Старуха рванулась было встать, но ноги ее не слушались, она их только поджала под кресло.

– Да ты Лот[72], что ли? – оборвала в свою очередь старуха.

– Не Лот – Лот был святой человек, а я просто Мазепа-гетман, – отвечал он уж с спокойной злостью.

– Дочь-то свою брать себе в жены?

– Она мне не дочь, а крестница.

– Все равно, грех… она твоя духовная дщерь…

Мазепа встал и начал ходить по келье. Лицо его было сурово. Глаза, смотревшие исподлобья, из-под седых нависших бровей, казалось, были не его, да и смотрели все как-то вбок, точь-в-точь глаза собаки, которую рванули сзади за икры, а она, не успев отмстить врагу, косо озирается, как бы ища, на ком сорвать злость.

– Боже мой!
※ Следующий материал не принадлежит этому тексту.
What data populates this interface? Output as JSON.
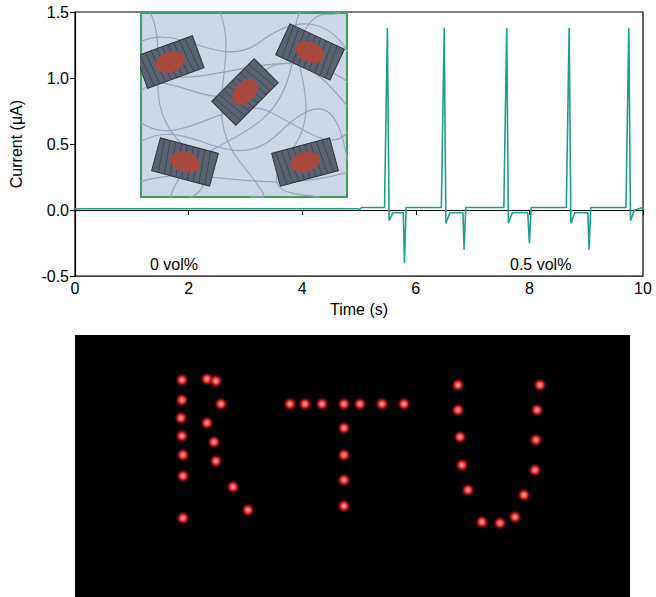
{
  "chart_data": {
    "type": "line",
    "x_label": "Time (s)",
    "y_label": "Current (μA)",
    "x": [
      0,
      1,
      2,
      3,
      4,
      4.99,
      5.0,
      5.05,
      5.45,
      5.5,
      5.53,
      5.6,
      5.78,
      5.8,
      5.83,
      6.45,
      6.5,
      6.53,
      6.6,
      6.83,
      6.85,
      6.88,
      7.55,
      7.6,
      7.63,
      7.7,
      7.97,
      8.0,
      8.03,
      8.65,
      8.7,
      8.73,
      8.8,
      9.03,
      9.05,
      9.08,
      9.7,
      9.75,
      9.78,
      9.85,
      10
    ],
    "values": [
      0.01,
      0.01,
      0.01,
      0.01,
      0.01,
      0.01,
      0.0,
      0.02,
      0.02,
      1.38,
      -0.08,
      -0.02,
      -0.02,
      -0.4,
      0.02,
      0.02,
      1.38,
      -0.1,
      -0.02,
      -0.02,
      -0.3,
      0.02,
      0.02,
      1.38,
      -0.1,
      -0.02,
      -0.02,
      -0.25,
      0.02,
      0.02,
      1.38,
      -0.1,
      -0.02,
      -0.02,
      -0.3,
      0.02,
      0.02,
      1.38,
      -0.08,
      0.0,
      0.02
    ],
    "color": "#1e9e8e",
    "xlim": [
      0,
      10
    ],
    "xticks": [
      0,
      2,
      4,
      6,
      8,
      10
    ],
    "ylim": [
      -0.5,
      1.5
    ],
    "yticks": [
      -0.5,
      {
        "value": 0,
        "label": "0.0"
      },
      0.5,
      {
        "value": 1,
        "label": "1.0"
      },
      1.5
    ],
    "annotations": [
      "0 vol%",
      "0.5 vol%"
    ],
    "grid": false
  }
}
Боже мой! – говорила сама с собой старушка. – И когда умрет в нем эта похотливость проклятая!.. С детства такой: покоювкам ни одной не давал проходу… Там с этой Фальбовской связался… Еще милостив был пан Фальбовский, не к хвосту конскому привязал, а на спину…
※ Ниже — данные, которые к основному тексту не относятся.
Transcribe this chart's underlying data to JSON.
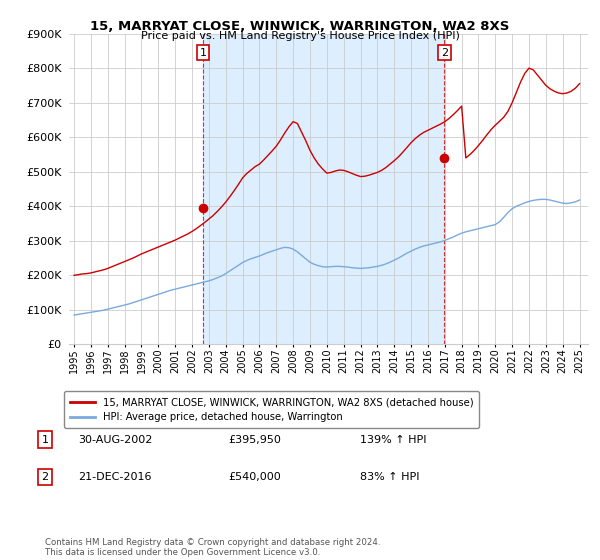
{
  "title": "15, MARRYAT CLOSE, WINWICK, WARRINGTON, WA2 8XS",
  "subtitle": "Price paid vs. HM Land Registry's House Price Index (HPI)",
  "legend_line1": "15, MARRYAT CLOSE, WINWICK, WARRINGTON, WA2 8XS (detached house)",
  "legend_line2": "HPI: Average price, detached house, Warrington",
  "annotation1": [
    "1",
    "30-AUG-2002",
    "£395,950",
    "139% ↑ HPI"
  ],
  "annotation2": [
    "2",
    "21-DEC-2016",
    "£540,000",
    "83% ↑ HPI"
  ],
  "sale1_year": 2002.664,
  "sale1_price": 395950,
  "sale2_year": 2016.972,
  "sale2_price": 540000,
  "ylim": [
    0,
    900000
  ],
  "xlim": [
    1994.7,
    2025.5
  ],
  "red_color": "#cc0000",
  "blue_color": "#7aaadd",
  "shade_color": "#ddeeff",
  "marker_box_color": "#cc0000",
  "footer": "Contains HM Land Registry data © Crown copyright and database right 2024.\nThis data is licensed under the Open Government Licence v3.0.",
  "hpi_years": [
    1995,
    1995.25,
    1995.5,
    1995.75,
    1996,
    1996.25,
    1996.5,
    1996.75,
    1997,
    1997.25,
    1997.5,
    1997.75,
    1998,
    1998.25,
    1998.5,
    1998.75,
    1999,
    1999.25,
    1999.5,
    1999.75,
    2000,
    2000.25,
    2000.5,
    2000.75,
    2001,
    2001.25,
    2001.5,
    2001.75,
    2002,
    2002.25,
    2002.5,
    2002.75,
    2003,
    2003.25,
    2003.5,
    2003.75,
    2004,
    2004.25,
    2004.5,
    2004.75,
    2005,
    2005.25,
    2005.5,
    2005.75,
    2006,
    2006.25,
    2006.5,
    2006.75,
    2007,
    2007.25,
    2007.5,
    2007.75,
    2008,
    2008.25,
    2008.5,
    2008.75,
    2009,
    2009.25,
    2009.5,
    2009.75,
    2010,
    2010.25,
    2010.5,
    2010.75,
    2011,
    2011.25,
    2011.5,
    2011.75,
    2012,
    2012.25,
    2012.5,
    2012.75,
    2013,
    2013.25,
    2013.5,
    2013.75,
    2014,
    2014.25,
    2014.5,
    2014.75,
    2015,
    2015.25,
    2015.5,
    2015.75,
    2016,
    2016.25,
    2016.5,
    2016.75,
    2017,
    2017.25,
    2017.5,
    2017.75,
    2018,
    2018.25,
    2018.5,
    2018.75,
    2019,
    2019.25,
    2019.5,
    2019.75,
    2020,
    2020.25,
    2020.5,
    2020.75,
    2021,
    2021.25,
    2021.5,
    2021.75,
    2022,
    2022.25,
    2022.5,
    2022.75,
    2023,
    2023.25,
    2023.5,
    2023.75,
    2024,
    2024.25,
    2024.5,
    2024.75,
    2025
  ],
  "hpi_vals": [
    85000,
    87000,
    89000,
    91000,
    93000,
    95000,
    97000,
    99000,
    102000,
    105000,
    108000,
    111000,
    114000,
    117000,
    121000,
    125000,
    129000,
    133000,
    137000,
    141000,
    145000,
    149000,
    153000,
    157000,
    160000,
    163000,
    166000,
    169000,
    172000,
    175000,
    178000,
    181000,
    184000,
    188000,
    193000,
    198000,
    205000,
    213000,
    221000,
    229000,
    237000,
    243000,
    248000,
    252000,
    256000,
    261000,
    266000,
    270000,
    274000,
    278000,
    281000,
    280000,
    276000,
    268000,
    258000,
    248000,
    238000,
    232000,
    228000,
    225000,
    224000,
    225000,
    226000,
    226000,
    225000,
    224000,
    222000,
    221000,
    220000,
    221000,
    222000,
    224000,
    226000,
    229000,
    233000,
    238000,
    244000,
    250000,
    257000,
    264000,
    270000,
    276000,
    281000,
    285000,
    288000,
    291000,
    294000,
    297000,
    301000,
    306000,
    311000,
    317000,
    322000,
    326000,
    329000,
    332000,
    335000,
    338000,
    341000,
    344000,
    347000,
    355000,
    368000,
    382000,
    393000,
    400000,
    405000,
    410000,
    414000,
    417000,
    419000,
    420000,
    420000,
    418000,
    415000,
    412000,
    409000,
    408000,
    410000,
    413000,
    418000
  ],
  "red_years": [
    1995,
    1995.25,
    1995.5,
    1995.75,
    1996,
    1996.25,
    1996.5,
    1996.75,
    1997,
    1997.25,
    1997.5,
    1997.75,
    1998,
    1998.25,
    1998.5,
    1998.75,
    1999,
    1999.25,
    1999.5,
    1999.75,
    2000,
    2000.25,
    2000.5,
    2000.75,
    2001,
    2001.25,
    2001.5,
    2001.75,
    2002,
    2002.25,
    2002.5,
    2002.75,
    2003,
    2003.25,
    2003.5,
    2003.75,
    2004,
    2004.25,
    2004.5,
    2004.75,
    2005,
    2005.25,
    2005.5,
    2005.75,
    2006,
    2006.25,
    2006.5,
    2006.75,
    2007,
    2007.25,
    2007.5,
    2007.75,
    2008,
    2008.25,
    2008.5,
    2008.75,
    2009,
    2009.25,
    2009.5,
    2009.75,
    2010,
    2010.25,
    2010.5,
    2010.75,
    2011,
    2011.25,
    2011.5,
    2011.75,
    2012,
    2012.25,
    2012.5,
    2012.75,
    2013,
    2013.25,
    2013.5,
    2013.75,
    2014,
    2014.25,
    2014.5,
    2014.75,
    2015,
    2015.25,
    2015.5,
    2015.75,
    2016,
    2016.25,
    2016.5,
    2016.75,
    2017,
    2017.25,
    2017.5,
    2017.75,
    2018,
    2018.25,
    2018.5,
    2018.75,
    2019,
    2019.25,
    2019.5,
    2019.75,
    2020,
    2020.25,
    2020.5,
    2020.75,
    2021,
    2021.25,
    2021.5,
    2021.75,
    2022,
    2022.25,
    2022.5,
    2022.75,
    2023,
    2023.25,
    2023.5,
    2023.75,
    2024,
    2024.25,
    2024.5,
    2024.75,
    2025
  ],
  "red_vals": [
    200000,
    202000,
    204000,
    205000,
    207000,
    210000,
    213000,
    216000,
    220000,
    225000,
    230000,
    235000,
    240000,
    245000,
    250000,
    256000,
    262000,
    267000,
    272000,
    277000,
    282000,
    287000,
    292000,
    297000,
    302000,
    308000,
    314000,
    320000,
    327000,
    335000,
    344000,
    353000,
    363000,
    373000,
    385000,
    398000,
    412000,
    428000,
    445000,
    463000,
    482000,
    495000,
    505000,
    515000,
    522000,
    534000,
    547000,
    560000,
    574000,
    592000,
    612000,
    630000,
    645000,
    640000,
    615000,
    590000,
    562000,
    540000,
    522000,
    508000,
    496000,
    498000,
    502000,
    505000,
    504000,
    500000,
    495000,
    490000,
    486000,
    487000,
    490000,
    494000,
    498000,
    504000,
    512000,
    522000,
    532000,
    543000,
    556000,
    570000,
    584000,
    596000,
    606000,
    614000,
    620000,
    626000,
    632000,
    638000,
    645000,
    654000,
    665000,
    677000,
    690000,
    540000,
    550000,
    562000,
    576000,
    591000,
    607000,
    622000,
    635000,
    646000,
    658000,
    675000,
    700000,
    730000,
    760000,
    785000,
    800000,
    795000,
    780000,
    765000,
    750000,
    740000,
    733000,
    728000,
    726000,
    728000,
    733000,
    742000,
    755000
  ]
}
– Да что вы, матушка, из могил людей выкапываете? – остановился он перед матерью.

– Как не выкапывать!.. Отца бы твоего выкопать, пусть бы порадовался на своего сынка…
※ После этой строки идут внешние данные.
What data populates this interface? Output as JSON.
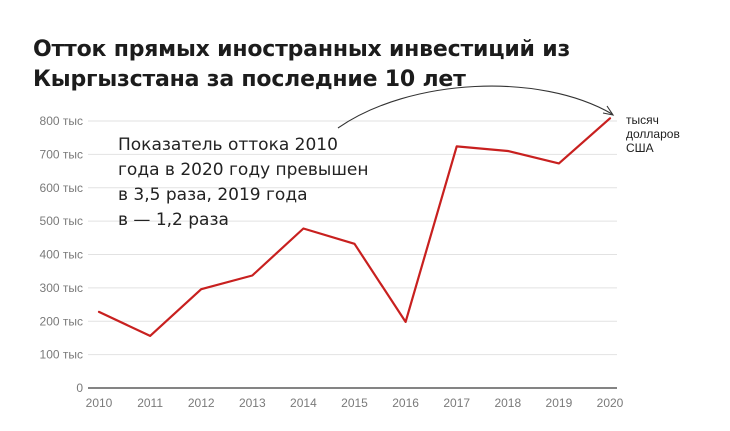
{
  "chart_data": {
    "type": "line",
    "title_lines": [
      "Отток прямых иностранных инвестиций из",
      "Кыргызстана за последние 10 лет"
    ],
    "x": [
      "2010",
      "2011",
      "2012",
      "2013",
      "2014",
      "2015",
      "2016",
      "2017",
      "2018",
      "2019",
      "2020"
    ],
    "series": [
      {
        "values": [
          228,
          156,
          296,
          337,
          478,
          432,
          198,
          724,
          710,
          673,
          808
        ],
        "color": "#c8201f"
      }
    ],
    "ylim": [
      0,
      800
    ],
    "y_ticks": [
      {
        "value": 0,
        "label": "0"
      },
      {
        "value": 100,
        "label": "100 тыс"
      },
      {
        "value": 200,
        "label": "200 тыс"
      },
      {
        "value": 300,
        "label": "300 тыс"
      },
      {
        "value": 400,
        "label": "400 тыс"
      },
      {
        "value": 500,
        "label": "500 тыс"
      },
      {
        "value": 600,
        "label": "600 тыс"
      },
      {
        "value": 700,
        "label": "700 тыс"
      },
      {
        "value": 800,
        "label": "800 тыс"
      }
    ],
    "grid": true,
    "annotation_lines": [
      "Показатель оттока 2010",
      "года в 2020 году превышен",
      "в 3,5 раза, 2019 года",
      "в — 1,2 раза"
    ],
    "unit_lines": [
      "тысяч",
      "долларов",
      "США"
    ],
    "colors": {
      "line": "#c8201f",
      "grid": "#e2e2e2",
      "axis": "#3a3a3a",
      "tick_text": "#7a7a7a",
      "arrow": "#333333"
    }
  }
}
– И порадовался бы… Из нашего и вашего роду кто был гетманом? Кто водил дружество с царями и владыками? Я один… Моего батюшки могила никому не ведома, козы по ней ходят и траву щиплют; а об сыне его и вашем, об Иване Мазепе, летописцы уже пишут, как вон писали о Мономахе да о других владыках земли… И твое имя, матушка инокиня Магдалина, по мне воспомянут будущие летописцы. Ради меня ты и игуменство получила, а не будь у тебя сына Ивана, тебя бы давно Палиева голутьба на поругу из твоих местностей собакам выуськала, а то, может, и по тебе бы давно козы паслись, как пасутся на батюшкиной могиле… Для тебя одной сын Иван – не сын: он-де стыд и поношение нашему роду… Знаю я тебя! Всю жизнь точила ты меня, как червь старую осину; может, оттого и сидит во мне этот червь, которого никто, кроме меня, не чует… А каково жить-то с этой червоточиной в сердце… Вот, часом, оглянешься на свою прошлую жизнь, как собака на червивый хвост глядит, и что ж увидишь там? Кто меня любил? Никто! Мать родная не любила! А за что? За то что мать – шляхтянка, молоком матери, шляхтянки да католички, отравленная, и у сына – на вон! Не панская кровь, а казацкая, батьковская… Да ты и эту кровь заисутила – ни я козак, ни я лях, а выродок какой-то, я хуже Измаила[73]… Того отец выгнал в пустыню, но у него осталась мать Агарь… А у меня не было и Агари, у меня никого не было! Я думал, сын, сын у меня будет, будет-де кому, умираючи, передать и добро мое, и имя. Так нет у меня и сына! Некому меня любить… Одна душа добрая нашлась, дитя чистое, так и ту хотят отнять у меня… Нет! Не бывать этому! До патриарха вселенского дойду: он даст благословение…

Мазепа остановился: он был страшен и силен. Но и пред ним был кремень, хотя уже до половины закопанный в могилу. У старухи все лицо ходуном ходило.

– Патриарх даст, так я не дам своего благословения! – как-то долбанула она своим птичьим клювом и застучала клюкой, стоящей у кресла. – Не дам!